Предложение повторялось трижды или четырежды, и всякий раз было встречено отказом.
— Тогда пусть месье крикнет мне, если… если понадоблюсь. Лучше держаться середины дороги, обочины такие неровные.
— Конечно, конечно, — сказал Деннистаун, сгорая от нетерпения самостоятельно рассмотреть добычу. Держа книгу под мышкой, он вышел в коридор.
Здесь его ждала дочь. У этого новоявленного Гиезия,[25] похоже, имелись собственные планы на иностранца, с которым так великодушно обошелся отец.
— Серебряной распятие и цепочка на шею — будет ли месье столь добр, чтобы принять их?
Особенного проку от этих предметов Деннистаун не видел. Чего же хотела девушка взамен?

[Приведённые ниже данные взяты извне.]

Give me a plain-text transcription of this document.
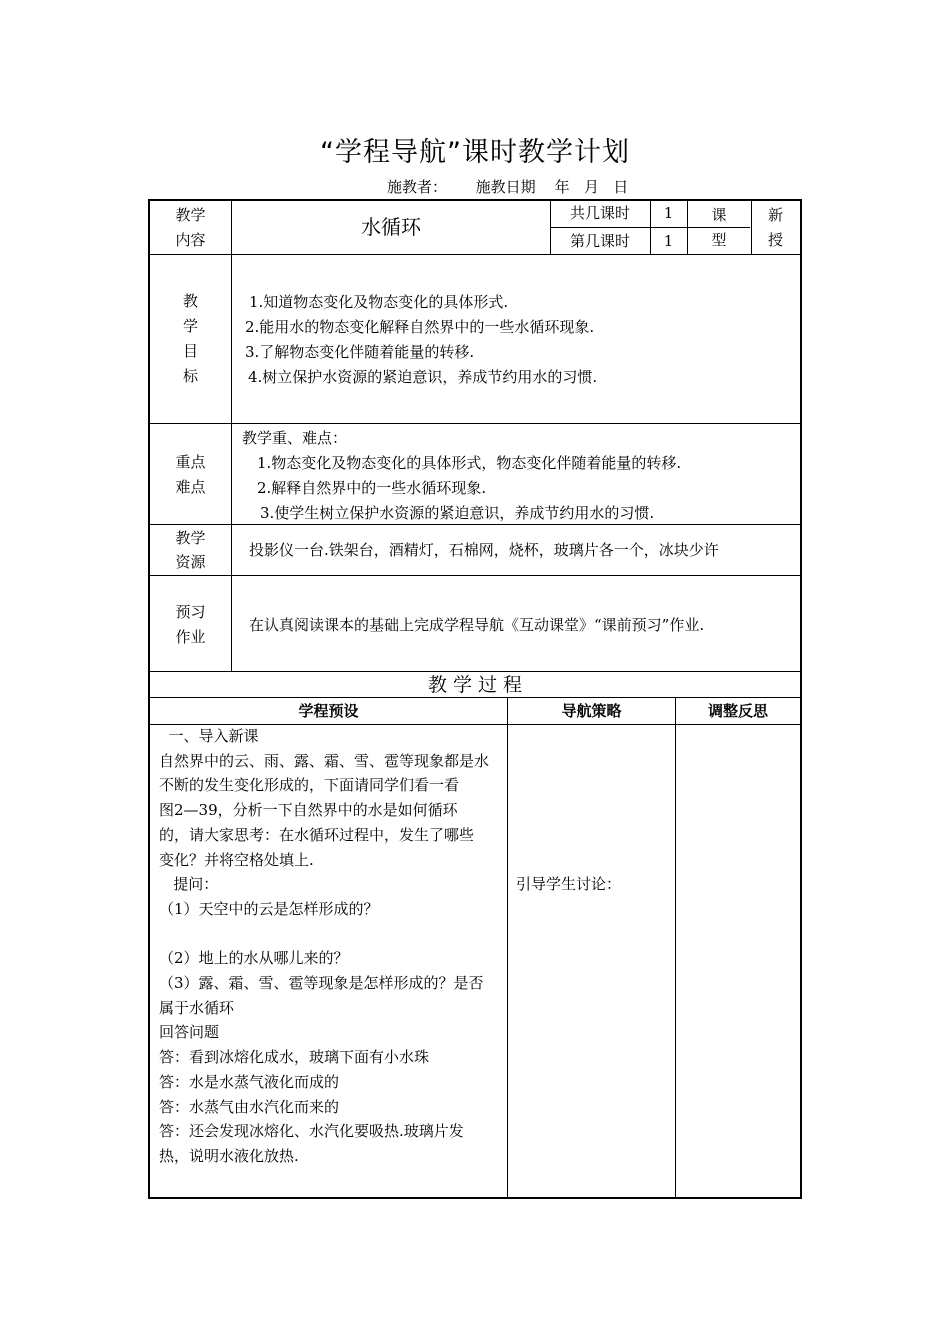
“学程导航”课时教学计划
施教者：      施教日期    年   月   日
教学
内容
水循环
共几课时
第几课时
1
1
课
型
新
授
教
学
目
标
1.知道物态变化及物态变化的具体形式.
2.能用水的物态变化解释自然界中的一些水循环现象.
3.了解物态变化伴随着能量的转移.
4.树立保护水资源的紧迫意识，养成节约用水的习惯.
重点
难点
教学重、难点：
1.物态变化及物态变化的具体形式，物态变化伴随着能量的转移.
2.解释自然界中的一些水循环现象.
3.使学生树立保护水资源的紧迫意识，养成节约用水的习惯.
教学
资源
投影仪一台.铁架台，酒精灯，石棉网，烧杯，玻璃片各一个，冰块少许
预习
作业
在认真阅读课本的基础上完成学程导航《互动课堂》“课前预习”作业.
教 学 过 程
学程预设	导航策略	调整反思
一、导入新课
自然界中的云、雨、露、霜、雪、雹等现象都是水
不断的发生变化形成的，下面请同学们看一看
图2—39，分析一下自然界中的水是如何循环
的，请大家思考：在水循环过程中，发生了哪些
变化？并将空格处填上.
提问：
（1）天空中的云是怎样形成的？
（2）地上的水从哪儿来的？
（3）露、霜、雪、雹等现象是怎样形成的？是否
属于水循环
回答问题
答：看到冰熔化成水，玻璃下面有小水珠
答：水是水蒸气液化而成的
答：水蒸气由水汽化而来的
答：还会发现冰熔化、水汽化要吸热.玻璃片发
热，说明水液化放热.
引导学生讨论：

— Ничего, совсем ничего. Месье окажет честь, приняв подарок.
Искренность, с которой это, а также многое другое было сказано, не оставляла сомнений, так что Деннистаун выразил глубокую признательность и позволил надеть цепочку себе на шею. Его не покидало впечатление, что он оказал этой семье некую совершенно неоплатную услугу. Они стояли у дверей и смотрели, как он удалялся, и все еще ждали у порога, когда он помахал им на прощание рукой с крыльца «Красной шапочки».
После ужина Деннистаун заперся в своей комнате наедине с приобретением. Стоило ему рассказать о своем визите к ризничему и покупке старой книги, как хозяйка гостиницы стала проявлять к нему особенный интерес. Кроме того, ему показалось, что он слышал, как она и незабвенный ризничий торопливо шептались в коридоре за дверью salle a manger,[26] а в конце диалога послышалось что-то вроде: «Пьеру и Бертрану лучше ночевать в доме».
С этого времени внутри него стала нарастать тревога — возможно, нервная реакция после радости от неожиданного открытия. Что бы это ни было, оно вылилось в навязчивое убеждение, что позади кто-то есть, и, повернувшись спиной к стене, он почувствовал себя куда комфортнее. Все это, конечно, выглядело чепухой в сравнении с полученным им бесценным собранием. И вот он один в спальне, купается в сокровищах каноника Альберика, и с каждой минутой власть фолианта над ним все сильнее и сильнее.
— Господь, благослови каноника! — по старой привычке Деннистаун заговорил сам с собой. — Где-то он сейчас? Бог ты мой! Хозяйке надо научиться смеяться повеселее, а то такое ощущение, словно в доме покойник. Еще полтрубочки, говорите? Пожалуй, пожалуй. Что это за распятие мне всучили? Прошлого века, полагаю. Да, наверное. Такое тяжелое — как будто камень повесили на шею. Ее отец, похоже, носил его не один год. Может быть, почистить его перед тем, как убрать?
Он уже снял цепочку и положил ее на стол, когда его внимание привлекло нечто, возникшее на красной обшивке у его левого локтя. Две или три догадки о том, что это могло быть, мелькнули в его голове с удивительной быстротой.
«Перочистка? Нет, ее здесь нет. Крыса? Нет, слишком черная. Крупный паук? Не приведи Господь… нет. Боже милостивый! Лапа, как на рисунке!»
25
Гиезий (IV Цар. IV, 12) — слуга пророка Елисея. Получив от Неемана обманом два таланта серебра и две перемены одежды за исцеление Неемана пр. Елисеем от проказы, Гиезий сам был наказан за корыстолюбие проказой и удалением от пророка (IV Цар. V, 20–27). После того мы видим Гиезия при дворе царя Иорама повествующим ему о чудесах пророка Елисея (IV Цар. VIII, 5, 6). — прим. пер.